Ventiquattro ottobre. Cinque mesi esattamente erano trascorsi e io, non me ne ero accorta. Endora, mia madre, era rimasta a fissarmi dall’ingresso. Non era da me accendere la televisione. Non era da me avere scatti. «Qualcosa non va, Liz?» mi chiese prudente. «No, va tutto bene mamma, cosa dovrebbe andare male?» risposi acida. Già cosa poteva andare male? Oltre al fatto che avevo perso me stessa? «Liz, lo sai che con me puoi sempre parlare» rispose apprensiva. In realtà, nessuna delle due amava quel tipo di discorsi ma Endora, lei sapeva che dietro le mie parole fredde e scostanti, ero solo e sempre io che avevo un disperato bisogno d’aiuto. «Certo che lo so, ma davvero non c’è nulla che non va.» «Al lavoro?» chiese scettica. Cosa? Voleva farmi l’interrogatorio? «Non sono più una ragazzina, mamma» risposi secca, con una punta di ironia amara nel tono di voce. «Sono solo preoccupata per te. Credi che io non me ne accorga? Credi che sia uno stupida? Che sia nata ieri? Forse non dò il massimo. Forse non sono la migliore madre di questa terra ma conosco mia figlia, Liz.» Sì, stava alzando la voce, in un tono misto di frustrazione e rabbia. «Pensi che non mi sia accorta di come stai costringendo te stessa alla vita? Ma, Liz ci sono ancora tante cose che devi vedere piccola mia. Non ti arrendere», continuava a parlarmi. 11


“Non attacca mamma. Non c’è niente che voglio vedere. Che voglio provare. Già mi basta il dolore che ho, non ho bisogno di altre illusioni, grazie.” Pensai, senza che nulla uscisse dalle mie labbra. «Tu non ci vuoi neppure provare, vero? Dimmi la verità Elisabeth, per una volta dopo mesi, dimmi la verità. Sono stanca della maschera che ti sei cucita addosso.» E a quelle parole, non ci vidi più. Scattai. «Maschera? Quale maschera mamma? Quale? Non lo vedi anche tu il mio volto? Non l’hai visto il cambiamento?

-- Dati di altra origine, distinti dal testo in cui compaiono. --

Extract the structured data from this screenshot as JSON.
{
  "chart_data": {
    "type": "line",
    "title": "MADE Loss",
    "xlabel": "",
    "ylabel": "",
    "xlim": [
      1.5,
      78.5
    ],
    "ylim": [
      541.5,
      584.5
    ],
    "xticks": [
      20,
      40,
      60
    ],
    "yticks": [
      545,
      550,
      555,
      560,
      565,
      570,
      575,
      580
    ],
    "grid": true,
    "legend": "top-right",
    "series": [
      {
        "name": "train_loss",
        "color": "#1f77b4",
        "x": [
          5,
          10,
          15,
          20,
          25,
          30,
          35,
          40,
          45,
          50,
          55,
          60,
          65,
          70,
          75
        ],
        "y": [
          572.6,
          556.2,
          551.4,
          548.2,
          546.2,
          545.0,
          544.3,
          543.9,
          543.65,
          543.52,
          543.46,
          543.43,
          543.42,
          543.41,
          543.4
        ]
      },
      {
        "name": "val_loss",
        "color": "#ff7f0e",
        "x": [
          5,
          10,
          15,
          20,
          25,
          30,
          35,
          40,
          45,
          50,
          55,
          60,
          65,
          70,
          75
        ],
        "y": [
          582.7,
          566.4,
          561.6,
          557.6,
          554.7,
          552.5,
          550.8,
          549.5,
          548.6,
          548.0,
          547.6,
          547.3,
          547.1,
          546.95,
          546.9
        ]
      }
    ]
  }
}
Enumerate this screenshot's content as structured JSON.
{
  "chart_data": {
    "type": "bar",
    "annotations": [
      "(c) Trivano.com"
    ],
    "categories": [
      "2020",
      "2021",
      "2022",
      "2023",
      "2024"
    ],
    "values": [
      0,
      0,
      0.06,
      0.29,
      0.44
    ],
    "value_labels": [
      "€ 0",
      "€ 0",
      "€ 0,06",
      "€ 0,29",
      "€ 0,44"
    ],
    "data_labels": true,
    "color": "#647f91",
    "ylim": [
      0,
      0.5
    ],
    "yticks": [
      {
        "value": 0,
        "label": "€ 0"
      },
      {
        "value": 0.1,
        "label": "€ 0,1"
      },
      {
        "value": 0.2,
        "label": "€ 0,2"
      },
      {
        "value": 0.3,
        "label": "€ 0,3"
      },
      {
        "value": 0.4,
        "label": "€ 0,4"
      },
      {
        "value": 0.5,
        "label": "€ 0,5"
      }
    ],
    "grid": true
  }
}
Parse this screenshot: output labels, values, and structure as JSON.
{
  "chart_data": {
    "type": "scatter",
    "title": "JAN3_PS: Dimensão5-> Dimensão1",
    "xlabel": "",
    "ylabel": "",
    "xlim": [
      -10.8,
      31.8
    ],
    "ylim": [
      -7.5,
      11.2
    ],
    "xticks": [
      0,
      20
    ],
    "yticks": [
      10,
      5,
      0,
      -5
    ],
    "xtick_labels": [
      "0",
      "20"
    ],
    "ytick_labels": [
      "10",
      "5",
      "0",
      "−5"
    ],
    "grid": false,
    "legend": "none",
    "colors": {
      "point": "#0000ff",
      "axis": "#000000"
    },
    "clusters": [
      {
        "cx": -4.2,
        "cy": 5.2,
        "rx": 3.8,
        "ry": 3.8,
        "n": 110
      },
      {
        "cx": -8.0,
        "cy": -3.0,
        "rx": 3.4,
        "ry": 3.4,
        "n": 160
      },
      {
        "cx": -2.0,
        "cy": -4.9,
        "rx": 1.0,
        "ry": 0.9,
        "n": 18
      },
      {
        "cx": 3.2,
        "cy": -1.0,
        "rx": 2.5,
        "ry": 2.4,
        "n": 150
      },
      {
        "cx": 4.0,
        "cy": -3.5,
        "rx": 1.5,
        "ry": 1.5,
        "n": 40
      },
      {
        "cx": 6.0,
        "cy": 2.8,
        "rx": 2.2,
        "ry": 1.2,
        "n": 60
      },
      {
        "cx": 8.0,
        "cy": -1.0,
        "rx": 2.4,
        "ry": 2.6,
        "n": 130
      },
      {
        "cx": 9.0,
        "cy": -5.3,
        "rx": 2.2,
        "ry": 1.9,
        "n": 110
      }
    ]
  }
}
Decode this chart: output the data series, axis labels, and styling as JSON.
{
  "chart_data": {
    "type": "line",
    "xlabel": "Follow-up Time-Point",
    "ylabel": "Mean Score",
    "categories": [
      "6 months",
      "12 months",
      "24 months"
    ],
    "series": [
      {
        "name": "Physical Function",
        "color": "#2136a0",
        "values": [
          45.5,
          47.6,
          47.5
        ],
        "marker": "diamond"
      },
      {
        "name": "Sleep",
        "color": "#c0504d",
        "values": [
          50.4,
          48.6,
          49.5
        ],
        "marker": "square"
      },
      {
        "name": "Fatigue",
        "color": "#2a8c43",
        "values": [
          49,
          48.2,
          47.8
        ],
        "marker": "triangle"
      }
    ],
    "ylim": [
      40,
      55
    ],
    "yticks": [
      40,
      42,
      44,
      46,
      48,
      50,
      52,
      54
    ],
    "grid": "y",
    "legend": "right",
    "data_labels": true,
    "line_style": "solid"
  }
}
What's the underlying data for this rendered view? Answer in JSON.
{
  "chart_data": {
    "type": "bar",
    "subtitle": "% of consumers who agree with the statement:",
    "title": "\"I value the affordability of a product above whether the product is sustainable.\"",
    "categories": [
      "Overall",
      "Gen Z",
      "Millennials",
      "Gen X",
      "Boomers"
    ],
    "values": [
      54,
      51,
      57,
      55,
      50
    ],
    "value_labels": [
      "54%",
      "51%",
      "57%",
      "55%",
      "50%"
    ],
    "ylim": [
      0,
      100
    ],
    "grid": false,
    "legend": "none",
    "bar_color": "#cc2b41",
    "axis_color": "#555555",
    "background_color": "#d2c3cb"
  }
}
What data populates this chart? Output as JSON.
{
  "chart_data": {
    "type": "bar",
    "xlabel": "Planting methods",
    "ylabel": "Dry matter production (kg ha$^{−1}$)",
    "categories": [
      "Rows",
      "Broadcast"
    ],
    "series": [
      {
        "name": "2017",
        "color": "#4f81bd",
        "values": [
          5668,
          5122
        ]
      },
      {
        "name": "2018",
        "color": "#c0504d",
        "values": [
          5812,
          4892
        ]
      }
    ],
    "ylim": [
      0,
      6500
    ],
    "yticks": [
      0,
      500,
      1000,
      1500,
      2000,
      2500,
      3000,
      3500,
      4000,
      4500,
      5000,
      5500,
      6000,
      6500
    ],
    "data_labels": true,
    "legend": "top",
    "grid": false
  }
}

Anche tu come gli altri non hai notato nulla? Se dici di conoscermi allora non puoi non aver notato come è cambiato. Ti sembro una ragazza di 18 anni mamma? A me sembro un morto che cammina.» Iniziai ad urlare e delle lacrime scesero a rigare il mio volto. L’avevo ferita. Certo che se ne era accorta, come non poteva? Aveva tuttavia, sempre cercato di non infierire sul mio dolore costringendomi a parlare e io gliene ero profondamente grata. Nonostante questo, non potevo dirle nulla e la trattavo male, urlando ogni volta che provava a farmi uscire dal guscio. Lei si avvicinò, con le braccia tese per abbracciarmi. Mi allontanai: «Scusami mamma, se non ho la forza che ti aspettavi di trovare in me. Scusa se non sono come te. Scusa se io non ho la forza per affrontare tutto.» Sapeva a cosa mi riferivo. Aveva cresciuto una figlia da sola, allegramente, prendendo dalla vita ciò che poteva darle. «Non dirlo Liz, non devi essere come me. Non è questo che voglio. Voglio solo che tu faccia qualcosa. Riprendi in mano ciò che è tuo. Puoi farlo. La vita è la tua. Puoi farne ciò che vuoi ma per favore, per favore fanne qualcosa.» 12


“Sono ancora in tempo? Sono ancora in tempo? Come? Come faccio? Spiegami mamma come faccio a riprendermi la mia vita? La mia vita è finita cinque mesi fa. Solo che per qualche strano scherzo del destino il mio cuore batte, i polmoni ricevono ossigeno e i muscoli si muovono. La mia vita è finita quel giorno, in quell’ufficio. Lui l’ha presa e gettata via, come carta straccia.” “Ho fatto preparare alla signora Ross una lettera di referenze e..” Stupido, sciocco vampiro. Quel giorno aveva messo fine a ogni mio sogno, aspettativa, programma. Aveva messo fine alla vita. Mi aveva tarpato le ali. Aveva rinchiuso e sigillato ogni mia emozione... aveva portato via con sé la mia esistenza. Come potevo spiegare tutto questo a Endora? «Non lo so mamma» risposi solamente, poi mi voltai e feci per uscire di casa.